Several people said two hours was not enough time.
Some called on the council to redistribute sheriff’s office funds to other programs and social services that promote community well-being.
Those suggestions echoed demands that a group of public defenders made on June 8 when they called on the council to allot half of the sheriff’s office budget to housing, counseling and other social services.
Advocates have made similar requests to “defund” law enforcement in cities across the United States. They say social workers and other specialists are better suited than police to deal with 911 calls related to issues such as mental health and domestic disputes.
“We need to shift these funds from the police department to actually deal with the root causes that people call 911 for — which is homelessness and housing and social services for mental health and health in general for people,” Lynnwood resident Yolimar Rivera Vazquez told the council. “People of color’s lived experience is being erased by other people’s comments. You really need to look beyond that.”
Attendees alluded to events that recently unfolded in Snohomish, when armed vigilantes lined the historic downtown in what some say was an attempt to protect local boutiques from alleged leftist looting threats that never materialized. One of the self-appointed guards waved a Confederate flag, and some wore apparel blazoning hate group symbols.
A few people who spoke during Monday’s meeting defended the vigilantes.
“It didn’t look violent at all while we were there,” said Dave Goldsmith, a Snohomish resident, who added that he was against violating the Second Amendment gun rights of those on Snohomish’s First Street.

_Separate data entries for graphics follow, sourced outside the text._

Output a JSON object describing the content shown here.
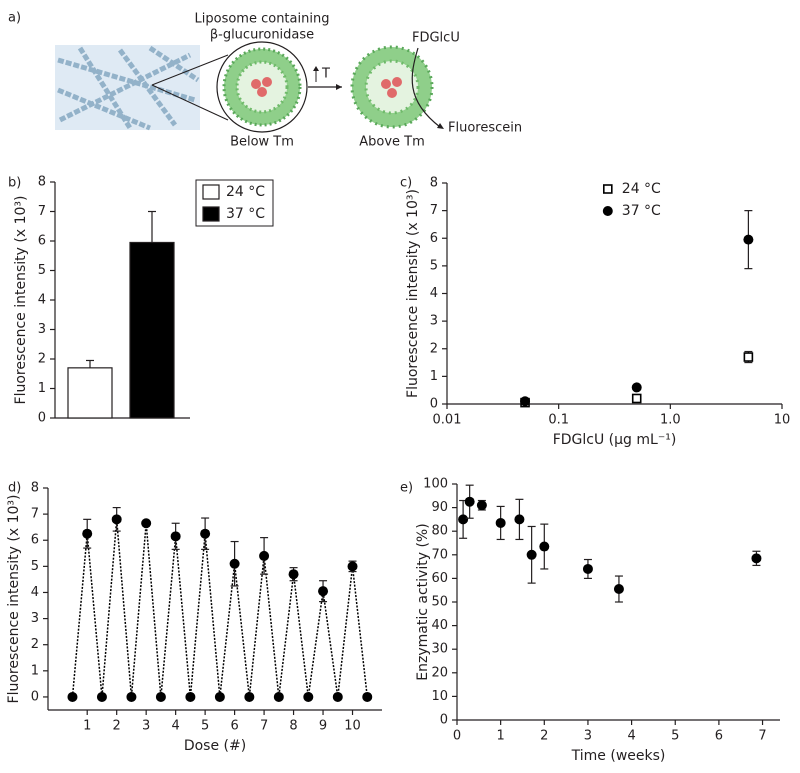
{
  "diagram": {
    "label": "a)",
    "liposome_title": [
      "Liposome containing",
      "β-glucuronidase"
    ],
    "below": "Below Tm",
    "above": "Above Tm",
    "heat": "T",
    "substrate": "FDGlcU",
    "product": "Fluorescein"
  },
  "chart_data": [
    {
      "type": "bar",
      "label": "b)",
      "ylabel": "Fluorescence intensity (x 10³)",
      "ylim": [
        0,
        8
      ],
      "yticks": [
        0,
        1,
        2,
        3,
        4,
        5,
        6,
        7,
        8
      ],
      "legend": "top-right",
      "series": [
        {
          "name": "24 °C",
          "color": "#ffffff",
          "values": [
            1.7
          ],
          "errors": [
            0.25
          ]
        },
        {
          "name": "37 °C",
          "color": "#000000",
          "values": [
            5.95
          ],
          "errors": [
            1.05
          ]
        }
      ]
    },
    {
      "type": "scatter",
      "label": "c)",
      "ylabel": "Fluorescence intensity (x 10³)",
      "xlabel": "FDGlcU (μg mL⁻¹)",
      "xscale": "log",
      "legend": "top-center",
      "xlim": [
        0.01,
        10
      ],
      "xticks": [
        0.01,
        0.1,
        {
          "value": 1,
          "label": "1.0"
        },
        10
      ],
      "ylim": [
        0,
        8
      ],
      "yticks": [
        0,
        1,
        2,
        3,
        4,
        5,
        6,
        7,
        8
      ],
      "x": [
        0.05,
        0.5,
        5
      ],
      "series": [
        {
          "name": "24 °C",
          "color": "#000000",
          "marker": "square-open",
          "values": [
            0.05,
            0.2,
            1.7
          ],
          "errors": [
            null,
            0.08,
            0.2
          ]
        },
        {
          "name": "37 °C",
          "color": "#000000",
          "marker": "circle",
          "values": [
            0.1,
            0.6,
            5.95
          ],
          "errors": [
            null,
            null,
            1.05
          ]
        }
      ]
    },
    {
      "type": "line",
      "label": "d)",
      "ylabel": "Fluorescence intensity (x 10³)",
      "xlabel": "Dose (#)",
      "xlim": [
        -0.33,
        11
      ],
      "xticks": [
        1,
        2,
        3,
        4,
        5,
        6,
        7,
        8,
        9,
        10
      ],
      "ylim": [
        -0.5,
        8
      ],
      "yticks": [
        0,
        1,
        2,
        3,
        4,
        5,
        6,
        7,
        8
      ],
      "x": [
        0.5,
        1,
        1.5,
        2,
        2.5,
        3,
        3.5,
        4,
        4.5,
        5,
        5.5,
        6,
        6.5,
        7,
        7.5,
        8,
        8.5,
        9,
        9.5,
        10,
        10.5
      ],
      "series": [
        {
          "color": "#000000",
          "marker": "circle",
          "values": [
            0,
            6.25,
            0,
            6.8,
            0,
            6.65,
            0,
            6.15,
            0,
            6.25,
            0,
            5.1,
            0,
            5.4,
            0,
            4.7,
            0,
            4.05,
            0,
            5.0,
            0
          ],
          "errors": [
            null,
            0.55,
            null,
            0.45,
            null,
            null,
            null,
            0.5,
            null,
            0.6,
            null,
            0.85,
            null,
            0.7,
            null,
            0.25,
            null,
            0.4,
            null,
            0.2,
            null
          ]
        }
      ]
    },
    {
      "type": "scatter",
      "label": "e)",
      "ylabel": "Enzymatic activity (%)",
      "xlabel": "Time (weeks)",
      "xlim": [
        0,
        7.4
      ],
      "xticks": [
        0,
        1,
        2,
        3,
        4,
        5,
        6,
        7
      ],
      "ylim": [
        0,
        100
      ],
      "yticks": [
        0,
        10,
        20,
        30,
        40,
        50,
        60,
        70,
        80,
        90,
        100
      ],
      "x": [
        0.14,
        0.29,
        0.57,
        1.0,
        1.43,
        1.71,
        2.0,
        3.0,
        3.71,
        6.86
      ],
      "series": [
        {
          "color": "#000000",
          "marker": "circle",
          "values": [
            85,
            92.5,
            91,
            83.5,
            85,
            70,
            73.5,
            64,
            55.5,
            68.5
          ],
          "errors": [
            8,
            7,
            2,
            7,
            8.5,
            12,
            9.5,
            4,
            5.5,
            3
          ]
        }
      ]
    }
  ]
}
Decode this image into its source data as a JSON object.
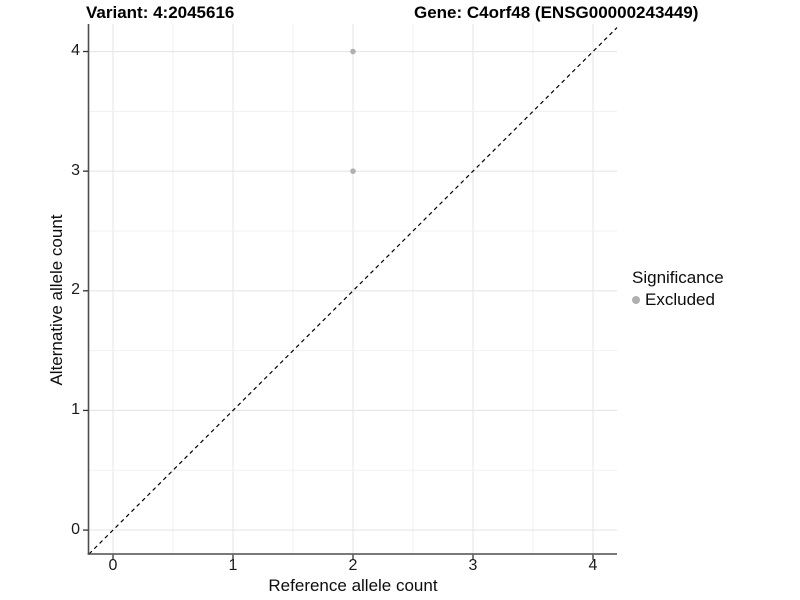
{
  "titles": {
    "variant": "Variant: 4:2045616",
    "gene": "Gene: C4orf48 (ENSG00000243449)"
  },
  "legend": {
    "title": "Significance",
    "entries": [
      {
        "label": "Excluded",
        "color": "#b0b0b0",
        "marker": "dot-icon"
      }
    ]
  },
  "colors": {
    "background": "#ffffff",
    "grid_major": "#e6e6e6",
    "grid_minor": "#f1f1f1",
    "axis_line": "#4d4d4d",
    "tick_mark": "#333333",
    "tick_text": "#1a1a1a",
    "title_text": "#000000",
    "point": "#b0b0b0",
    "reference_line": "#000000"
  },
  "chart_data": {
    "type": "scatter",
    "title": "Variant: 4:2045616    Gene: C4orf48 (ENSG00000243449)",
    "xlabel": "Reference allele count",
    "ylabel": "Alternative allele count",
    "xlim": [
      -0.2,
      4.2
    ],
    "ylim": [
      -0.2,
      4.23
    ],
    "x_ticks": [
      0,
      1,
      2,
      3,
      4
    ],
    "y_ticks": [
      0,
      1,
      2,
      3,
      4
    ],
    "minor_step": 0.5,
    "grid": true,
    "legend_position": "right",
    "series": [
      {
        "name": "Excluded",
        "color": "#b0b0b0",
        "points": [
          {
            "x": 2,
            "y": 4
          },
          {
            "x": 2,
            "y": 3
          }
        ]
      }
    ],
    "reference_line": {
      "style": "dashed",
      "slope": 1,
      "intercept": 0,
      "color": "#000000"
    }
  }
}
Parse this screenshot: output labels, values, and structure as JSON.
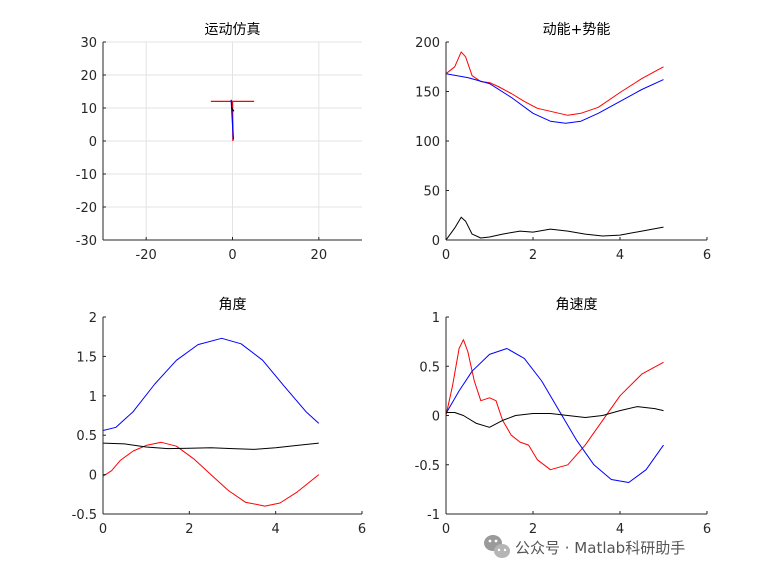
{
  "watermark": {
    "text": "公众号 · Matlab科研助手",
    "icon": "wechat-icon"
  },
  "chart_data": [
    {
      "id": "motion",
      "type": "line",
      "title": "运动仿真",
      "xlim": [
        -30,
        30
      ],
      "ylim": [
        -30,
        30
      ],
      "xticks": [
        -20,
        0,
        20
      ],
      "yticks": [
        30,
        20,
        10,
        0,
        -10,
        -20,
        -30
      ],
      "grid": true,
      "series": [
        {
          "color": "#ff0000",
          "x": [
            -5,
            5
          ],
          "y": [
            12,
            12
          ]
        },
        {
          "color": "#ff0000",
          "x": [
            0,
            0.1
          ],
          "y": [
            12,
            0
          ]
        },
        {
          "color": "#0000ff",
          "x": [
            -0.3,
            0.2
          ],
          "y": [
            12.5,
            0.5
          ]
        },
        {
          "color": "#000000",
          "x": [
            -0.2,
            0.3
          ],
          "y": [
            10,
            9
          ]
        }
      ]
    },
    {
      "id": "energy",
      "type": "line",
      "title": "动能+势能",
      "xlim": [
        0,
        6
      ],
      "ylim": [
        0,
        200
      ],
      "xticks": [
        0,
        2,
        4,
        6
      ],
      "yticks": [
        200,
        150,
        100,
        50,
        0
      ],
      "grid": false,
      "series": [
        {
          "color": "#ff0000",
          "x": [
            0,
            0.2,
            0.35,
            0.45,
            0.6,
            0.8,
            1.0,
            1.2,
            1.5,
            1.8,
            2.1,
            2.5,
            2.8,
            3.1,
            3.5,
            4.0,
            4.5,
            5.0
          ],
          "y": [
            168,
            175,
            190,
            185,
            166,
            160,
            159,
            155,
            148,
            140,
            133,
            129,
            126,
            128,
            134,
            149,
            163,
            175
          ]
        },
        {
          "color": "#0000ff",
          "x": [
            0,
            0.5,
            1.0,
            1.5,
            2.0,
            2.4,
            2.75,
            3.1,
            3.5,
            4.0,
            4.5,
            5.0
          ],
          "y": [
            168,
            164,
            158,
            144,
            128,
            120,
            118,
            120,
            128,
            140,
            152,
            162
          ]
        },
        {
          "color": "#000000",
          "x": [
            0,
            0.2,
            0.35,
            0.45,
            0.6,
            0.8,
            1.0,
            1.3,
            1.7,
            2.0,
            2.4,
            2.8,
            3.2,
            3.6,
            4.0,
            4.5,
            5.0
          ],
          "y": [
            0,
            12,
            23,
            19,
            6,
            2,
            3,
            6,
            9,
            8,
            11,
            9,
            6,
            4,
            5,
            9,
            13
          ]
        }
      ]
    },
    {
      "id": "angle",
      "type": "line",
      "title": "角度",
      "xlim": [
        0,
        6
      ],
      "ylim": [
        -0.5,
        2
      ],
      "xticks": [
        0,
        2,
        4,
        6
      ],
      "yticks": [
        2,
        1.5,
        1,
        0.5,
        0,
        -0.5
      ],
      "grid": false,
      "series": [
        {
          "color": "#0000ff",
          "x": [
            0,
            0.3,
            0.7,
            1.2,
            1.7,
            2.2,
            2.75,
            3.2,
            3.7,
            4.2,
            4.7,
            5.0
          ],
          "y": [
            0.56,
            0.6,
            0.8,
            1.15,
            1.45,
            1.65,
            1.73,
            1.66,
            1.45,
            1.12,
            0.8,
            0.65
          ]
        },
        {
          "color": "#ff0000",
          "x": [
            0,
            0.2,
            0.4,
            0.7,
            1.0,
            1.35,
            1.7,
            2.1,
            2.5,
            2.9,
            3.3,
            3.75,
            4.1,
            4.5,
            5.0
          ],
          "y": [
            -0.02,
            0.05,
            0.18,
            0.3,
            0.37,
            0.41,
            0.36,
            0.2,
            0.0,
            -0.2,
            -0.35,
            -0.4,
            -0.36,
            -0.22,
            0.0
          ]
        },
        {
          "color": "#000000",
          "x": [
            0,
            0.5,
            1.0,
            1.5,
            2.0,
            2.5,
            3.0,
            3.5,
            4.0,
            4.5,
            5.0
          ],
          "y": [
            0.4,
            0.39,
            0.35,
            0.33,
            0.335,
            0.34,
            0.33,
            0.32,
            0.34,
            0.37,
            0.4
          ]
        }
      ]
    },
    {
      "id": "velocity",
      "type": "line",
      "title": "角速度",
      "xlim": [
        0,
        6
      ],
      "ylim": [
        -1,
        1
      ],
      "xticks": [
        0,
        2,
        4,
        6
      ],
      "yticks": [
        1,
        0.5,
        0,
        -0.5,
        -1
      ],
      "grid": false,
      "series": [
        {
          "color": "#ff0000",
          "x": [
            0,
            0.15,
            0.3,
            0.4,
            0.5,
            0.65,
            0.8,
            1.0,
            1.15,
            1.3,
            1.5,
            1.7,
            1.9,
            2.1,
            2.4,
            2.8,
            3.2,
            3.6,
            4.0,
            4.5,
            5.0
          ],
          "y": [
            0.0,
            0.3,
            0.68,
            0.77,
            0.65,
            0.35,
            0.15,
            0.18,
            0.15,
            -0.05,
            -0.2,
            -0.27,
            -0.3,
            -0.45,
            -0.55,
            -0.5,
            -0.3,
            -0.05,
            0.2,
            0.42,
            0.54
          ]
        },
        {
          "color": "#0000ff",
          "x": [
            0,
            0.3,
            0.6,
            1.0,
            1.4,
            1.8,
            2.2,
            2.6,
            3.0,
            3.4,
            3.8,
            4.2,
            4.6,
            5.0
          ],
          "y": [
            0.02,
            0.25,
            0.45,
            0.62,
            0.68,
            0.58,
            0.35,
            0.05,
            -0.25,
            -0.5,
            -0.65,
            -0.68,
            -0.55,
            -0.3
          ]
        },
        {
          "color": "#000000",
          "x": [
            0,
            0.2,
            0.4,
            0.7,
            1.0,
            1.3,
            1.6,
            2.0,
            2.4,
            2.8,
            3.2,
            3.6,
            4.0,
            4.4,
            4.8,
            5.0
          ],
          "y": [
            0.03,
            0.03,
            0.0,
            -0.08,
            -0.12,
            -0.05,
            0.0,
            0.02,
            0.02,
            0.0,
            -0.02,
            0.0,
            0.05,
            0.09,
            0.07,
            0.05
          ]
        }
      ]
    }
  ]
}
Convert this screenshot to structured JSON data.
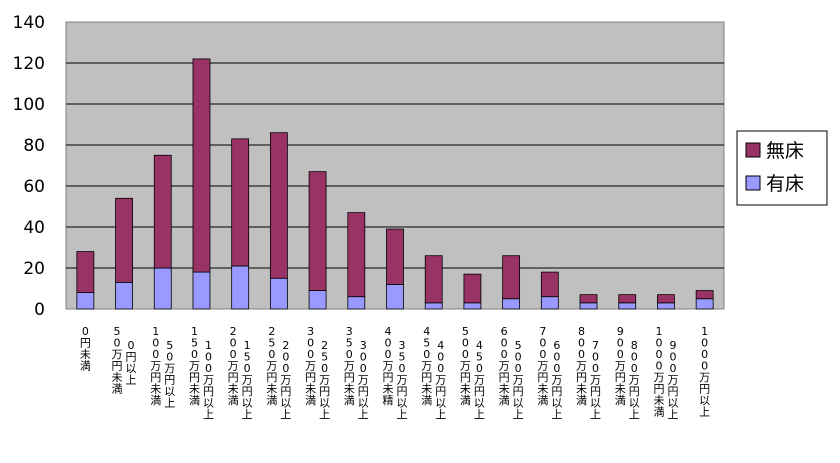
{
  "chart_data": {
    "type": "bar",
    "stacked": true,
    "categories": [
      "0円未満",
      "50万円未満|0円以上",
      "100万円未満|50万円以上",
      "150万円未満|100万円以上",
      "200万円未満|150万円以上",
      "250万円未満|200万円以上",
      "300万円未満|250万円以上",
      "350万円未満|300万円以上",
      "400万円未精|350万円以上",
      "450万円未満|400万円以上",
      "500万円未満|450万円以上",
      "600万円未満|500万円以上",
      "700万円未満|600万円以上",
      "800万円未満|700万円以上",
      "900万円未満|800万円以上",
      "1000万円未満|900万円以上",
      "1000万円以上"
    ],
    "series": [
      {
        "name": "有床",
        "color": "#9999ff",
        "values": [
          8,
          13,
          20,
          18,
          21,
          15,
          9,
          6,
          12,
          3,
          3,
          5,
          6,
          3,
          3,
          3,
          5
        ]
      },
      {
        "name": "無床",
        "color": "#993366",
        "values": [
          20,
          41,
          55,
          104,
          62,
          71,
          58,
          41,
          27,
          23,
          14,
          21,
          12,
          4,
          4,
          4,
          4
        ]
      }
    ],
    "legend_order": [
      "無床",
      "有床"
    ],
    "ylim": [
      0,
      140
    ],
    "yticks": [
      0,
      20,
      40,
      60,
      80,
      100,
      120,
      140
    ],
    "grid": true,
    "plot_background": "#c0c0c0",
    "legend_position": "right",
    "title": "",
    "xlabel": "",
    "ylabel": ""
  }
}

Others, though, called for a deeper investigation into the incident and any involvement by hate groups.
Brittany Tri, an attorney who lives in Everett, stressed the need for fundamental criminal justice reform, beyond additional training for officers.
“We have to modify the entire system, not just individual officers’ actions,” Tri said. “This is not about weeding out bad eggs or individual racists in the system. This is a system that we have seen consistently brutalizes people of color, people in poverty.”
The meeting, which was originally slated for 6 p.m. to 8 p.m., continued until 10 p.m. It drew several hundred viewers.